Gene swamping alters evolution during range expansions in the protist Tetrahymena thermophila.

At species' range edges, individuals often face novel environmental conditions that may limit range expansion until populations adapt. The potential to adapt depends on genetic variation upon which selection can act. However, populations at species' range edges are often genetically depauperate. One mechanism increasing genetic variation is reshuffling existing variation through sex. Sex, however, can potentially limit adaptation by breaking up existing beneficial allele combinations (recombination load). The gene swamping hypothesis predicts this is specifically the case when populations expand along an abiotic gradient and asymmetric dispersal leads to numerous maladapted dispersers from the range core swamping the range edge. We used the ciliate Tetrahymena thermophila as a model for testing the gene swamping hypothesis. We performed replicated range expansions in landscapes with or without a pH-gradient, while simultaneously manipulating the occurrence of gene flow and sexual versus asexual reproduction. We show that sex accelerated evolution of local adaptation in the absence of gene flow, but hindered it in the presence of gene flow. However, sex affected adaptation independently of the pH-gradient, indicating that both abiotic gradients and the biotic gradient in population density lead to gene swamping. Overall, our results show that gene swamping alters adaptation in life-history strategies.

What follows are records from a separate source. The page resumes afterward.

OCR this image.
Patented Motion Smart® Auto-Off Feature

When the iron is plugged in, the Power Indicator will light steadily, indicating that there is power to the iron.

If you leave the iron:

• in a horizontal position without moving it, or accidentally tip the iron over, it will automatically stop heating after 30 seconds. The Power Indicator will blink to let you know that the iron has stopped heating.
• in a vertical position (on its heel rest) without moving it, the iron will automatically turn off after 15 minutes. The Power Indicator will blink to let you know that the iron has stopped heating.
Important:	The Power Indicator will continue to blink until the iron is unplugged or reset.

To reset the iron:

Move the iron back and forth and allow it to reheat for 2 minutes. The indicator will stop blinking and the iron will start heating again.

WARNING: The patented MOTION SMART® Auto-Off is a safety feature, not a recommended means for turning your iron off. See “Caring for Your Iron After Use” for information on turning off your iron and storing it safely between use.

Evolution under pH stress and high population densities leads to increased density-dependent fitness in the protist Tetrahymena thermophila.

Abiotic stress is a major force of selection that organisms are constantly facing. While the evolutionary effects of various stressors have been broadly studied, it is only more recently that the relevance of interactions between evolution and underlying ecological conditions, that is, eco-evolutionary feedbacks, have been highlighted. Here, we experimentally investigated how populations adapt to pH-stress under high population densities. Using the protist species Tetrahymena thermophila, we studied how four different genotypes evolved in response to stressfully low pH conditions and high population densities. We found that genotypes underwent evolutionary changes, some shifting up and others shifting down their intrinsic rates of increase (r0 ). Overall, evolution at low pH led to the convergence of r0 and intraspecific competitive ability (α) across the four genotypes. Given the strong correlation between r0 and α, we argue that this convergence was a consequence of selection for increased density-dependent fitness at low pH under the experienced high density conditions. Increased density-dependent fitness was either attained through increase in r0 , or decrease of α, depending on the genetic background. In conclusion, we show that demography can influence the direction of evolution under abiotic stress.

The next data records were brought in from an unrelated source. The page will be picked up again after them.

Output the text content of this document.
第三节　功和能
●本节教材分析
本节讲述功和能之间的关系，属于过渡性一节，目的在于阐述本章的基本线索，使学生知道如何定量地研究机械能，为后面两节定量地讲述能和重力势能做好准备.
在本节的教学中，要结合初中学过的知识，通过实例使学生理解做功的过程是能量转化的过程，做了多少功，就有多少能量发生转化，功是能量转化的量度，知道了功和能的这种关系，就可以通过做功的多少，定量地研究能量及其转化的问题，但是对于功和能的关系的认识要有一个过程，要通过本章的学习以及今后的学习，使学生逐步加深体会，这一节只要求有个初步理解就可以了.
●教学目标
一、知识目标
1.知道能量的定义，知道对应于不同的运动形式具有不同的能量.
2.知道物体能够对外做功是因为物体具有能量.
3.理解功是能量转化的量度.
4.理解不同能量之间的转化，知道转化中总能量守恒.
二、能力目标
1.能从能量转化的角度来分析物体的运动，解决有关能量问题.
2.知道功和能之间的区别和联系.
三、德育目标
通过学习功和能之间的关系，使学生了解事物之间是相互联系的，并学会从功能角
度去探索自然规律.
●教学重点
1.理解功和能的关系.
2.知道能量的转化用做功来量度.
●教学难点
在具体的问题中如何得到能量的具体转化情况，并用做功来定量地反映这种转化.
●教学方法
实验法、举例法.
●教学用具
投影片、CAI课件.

Kin competition accelerates experimental range expansion in an arthropod herbivore.

With ongoing global change, life is continuously forced to move to novel areas, which leads to dynamically changing species ranges. As dispersal is central to range dynamics, factors promoting fast and distant dispersal are key to understanding and predicting species ranges. During range expansions, genetic variation is depleted at the expanding front. Such conditions should reduce evolutionary potential, while increasing kin competition. Organisms able to recognise relatives may be able to assess increased levels of relatedness at expanding range margins and to increase their dispersal in a plastic manner. Using individual-based simulations and experimental range expansions of a spider mite, we demonstrate that plastic responses to kin structure can be at least as important as evolution in driving range expansion speed. Because recognition of kin or kind is increasingly documented across the tree of life, we anticipate it to be a highly important but neglected driver of range expansions.